A Reddit post has sparked widespread discussion after a user shared a relative’s experience of returning to India following more than 15 years in the USA and Switzerland. The man, who previously worked as a senior executive at a FAANG company, returned to his hometown — a major non-metro Tier-1 city — earlier this year to be closer to his aging parents. He even managed to retain his position through remote work.
‘Fair competition abroad, but not at home’
While speaking with his relative, the man revealed an overlooked reality that many returning NRIs fail to anticipate — the difference in how wealth and competition function between developed countries and India.

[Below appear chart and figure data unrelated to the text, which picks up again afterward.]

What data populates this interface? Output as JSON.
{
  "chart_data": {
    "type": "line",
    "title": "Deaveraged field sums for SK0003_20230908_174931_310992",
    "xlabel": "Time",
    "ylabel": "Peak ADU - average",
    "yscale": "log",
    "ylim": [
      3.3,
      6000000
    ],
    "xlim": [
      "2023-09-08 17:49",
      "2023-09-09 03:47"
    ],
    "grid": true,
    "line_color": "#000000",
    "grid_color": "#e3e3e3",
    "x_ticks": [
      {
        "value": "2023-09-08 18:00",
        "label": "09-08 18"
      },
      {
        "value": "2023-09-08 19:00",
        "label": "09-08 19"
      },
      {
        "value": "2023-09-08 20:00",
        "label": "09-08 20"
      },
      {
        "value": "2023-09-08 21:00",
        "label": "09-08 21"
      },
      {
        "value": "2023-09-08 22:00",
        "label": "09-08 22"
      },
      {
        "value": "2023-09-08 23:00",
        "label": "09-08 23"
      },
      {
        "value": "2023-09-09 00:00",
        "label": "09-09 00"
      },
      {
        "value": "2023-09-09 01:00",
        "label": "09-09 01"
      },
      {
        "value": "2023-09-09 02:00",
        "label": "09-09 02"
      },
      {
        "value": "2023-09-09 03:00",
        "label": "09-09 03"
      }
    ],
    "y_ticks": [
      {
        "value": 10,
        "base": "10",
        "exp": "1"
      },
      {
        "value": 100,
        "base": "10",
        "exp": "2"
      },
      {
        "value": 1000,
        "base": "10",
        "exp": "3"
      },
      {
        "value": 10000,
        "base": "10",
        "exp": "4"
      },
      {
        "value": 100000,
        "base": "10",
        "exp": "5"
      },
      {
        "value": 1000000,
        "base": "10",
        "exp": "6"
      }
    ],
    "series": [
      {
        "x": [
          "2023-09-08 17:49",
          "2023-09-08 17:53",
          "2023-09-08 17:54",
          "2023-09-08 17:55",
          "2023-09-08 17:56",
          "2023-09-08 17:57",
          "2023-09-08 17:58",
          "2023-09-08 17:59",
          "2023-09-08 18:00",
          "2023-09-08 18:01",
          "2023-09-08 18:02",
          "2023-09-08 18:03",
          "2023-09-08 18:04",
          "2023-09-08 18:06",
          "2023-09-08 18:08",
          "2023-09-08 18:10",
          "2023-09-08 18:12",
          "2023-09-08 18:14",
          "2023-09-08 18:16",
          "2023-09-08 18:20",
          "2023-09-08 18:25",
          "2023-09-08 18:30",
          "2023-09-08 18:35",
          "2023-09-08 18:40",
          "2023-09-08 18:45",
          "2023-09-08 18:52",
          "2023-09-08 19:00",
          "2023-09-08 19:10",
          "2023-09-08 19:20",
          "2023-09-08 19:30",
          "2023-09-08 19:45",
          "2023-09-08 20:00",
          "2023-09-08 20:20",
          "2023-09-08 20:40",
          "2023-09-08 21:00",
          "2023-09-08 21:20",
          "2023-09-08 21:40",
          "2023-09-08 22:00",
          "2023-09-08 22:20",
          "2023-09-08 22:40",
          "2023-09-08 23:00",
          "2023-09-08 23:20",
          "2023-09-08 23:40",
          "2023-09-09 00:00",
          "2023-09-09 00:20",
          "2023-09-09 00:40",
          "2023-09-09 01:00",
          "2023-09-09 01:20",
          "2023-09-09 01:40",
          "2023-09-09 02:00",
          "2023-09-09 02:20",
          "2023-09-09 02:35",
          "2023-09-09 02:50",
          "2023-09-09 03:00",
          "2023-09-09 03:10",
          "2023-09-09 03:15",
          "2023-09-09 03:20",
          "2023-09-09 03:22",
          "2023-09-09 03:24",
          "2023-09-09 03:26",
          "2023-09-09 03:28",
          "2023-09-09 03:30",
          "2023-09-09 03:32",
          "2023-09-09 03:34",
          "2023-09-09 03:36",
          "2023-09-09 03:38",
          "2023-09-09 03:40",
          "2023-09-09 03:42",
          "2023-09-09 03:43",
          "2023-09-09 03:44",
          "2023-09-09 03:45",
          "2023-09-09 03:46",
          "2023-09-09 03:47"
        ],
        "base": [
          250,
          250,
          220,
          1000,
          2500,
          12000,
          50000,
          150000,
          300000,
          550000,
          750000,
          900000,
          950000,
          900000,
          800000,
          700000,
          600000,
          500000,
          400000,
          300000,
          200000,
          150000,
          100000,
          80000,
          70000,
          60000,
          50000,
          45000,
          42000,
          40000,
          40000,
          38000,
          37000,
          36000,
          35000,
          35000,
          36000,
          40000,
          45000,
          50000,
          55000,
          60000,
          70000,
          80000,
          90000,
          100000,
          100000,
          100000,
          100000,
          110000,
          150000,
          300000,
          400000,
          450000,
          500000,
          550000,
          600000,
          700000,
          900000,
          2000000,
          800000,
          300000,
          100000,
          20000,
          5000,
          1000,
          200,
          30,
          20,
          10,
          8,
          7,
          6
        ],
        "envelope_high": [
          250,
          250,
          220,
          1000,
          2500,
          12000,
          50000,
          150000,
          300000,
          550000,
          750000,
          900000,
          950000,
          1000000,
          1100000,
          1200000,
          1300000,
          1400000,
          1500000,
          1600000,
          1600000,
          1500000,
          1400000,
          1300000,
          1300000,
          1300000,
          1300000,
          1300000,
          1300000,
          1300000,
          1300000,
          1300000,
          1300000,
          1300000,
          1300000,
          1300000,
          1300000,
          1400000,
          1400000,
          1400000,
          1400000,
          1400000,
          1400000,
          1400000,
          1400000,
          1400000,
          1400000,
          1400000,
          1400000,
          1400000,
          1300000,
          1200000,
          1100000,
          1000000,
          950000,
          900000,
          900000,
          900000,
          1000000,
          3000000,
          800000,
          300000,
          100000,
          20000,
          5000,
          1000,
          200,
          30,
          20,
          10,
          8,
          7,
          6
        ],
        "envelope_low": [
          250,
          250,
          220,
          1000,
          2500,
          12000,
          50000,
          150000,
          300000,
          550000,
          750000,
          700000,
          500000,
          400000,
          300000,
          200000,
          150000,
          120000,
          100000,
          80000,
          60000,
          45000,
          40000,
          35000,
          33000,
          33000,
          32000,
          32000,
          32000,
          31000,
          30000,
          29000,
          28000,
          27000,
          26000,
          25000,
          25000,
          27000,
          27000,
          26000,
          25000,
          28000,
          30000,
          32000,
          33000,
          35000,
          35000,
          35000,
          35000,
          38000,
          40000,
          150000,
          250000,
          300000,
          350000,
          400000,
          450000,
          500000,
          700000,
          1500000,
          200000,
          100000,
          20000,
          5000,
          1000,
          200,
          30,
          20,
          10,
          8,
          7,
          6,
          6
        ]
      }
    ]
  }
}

“In the USA, anyone with money mostly got it through largely ‘clean’ ways — business, entrepreneurship, inheritance, job. When he was competing for housing or any other resource, there was still the assurance that the competition was ‘fair’,” the Reddit user quoted him as saying.
The returnee added that in India, the same competition felt distorted. “Back home in India, he was competing against bureaucrats and babus who earned most of their money through illegal means,” he reportedly told the Reddit user.
‘This unfairness is killing his ambition’
According to the post, this perceived unfairness has affected not just his motivation but also his overall sense of purpose. The man explained that in the US, the fairness of opportunity encouraged him to push harder.
“In the USA, the fairness of the competition meant that he felt the urge to work harder because if he was smart and able, he would win too,” he said. “But in India, the unfairness meant that no matter how much he worked, the game was largely rigged against him. This, he said, is killing his ambition.”
The post has since prompted hundreds of responses from other NRIs and residents reflecting on how systemic inequality and corruption impact everyday ambition and opportunity in India.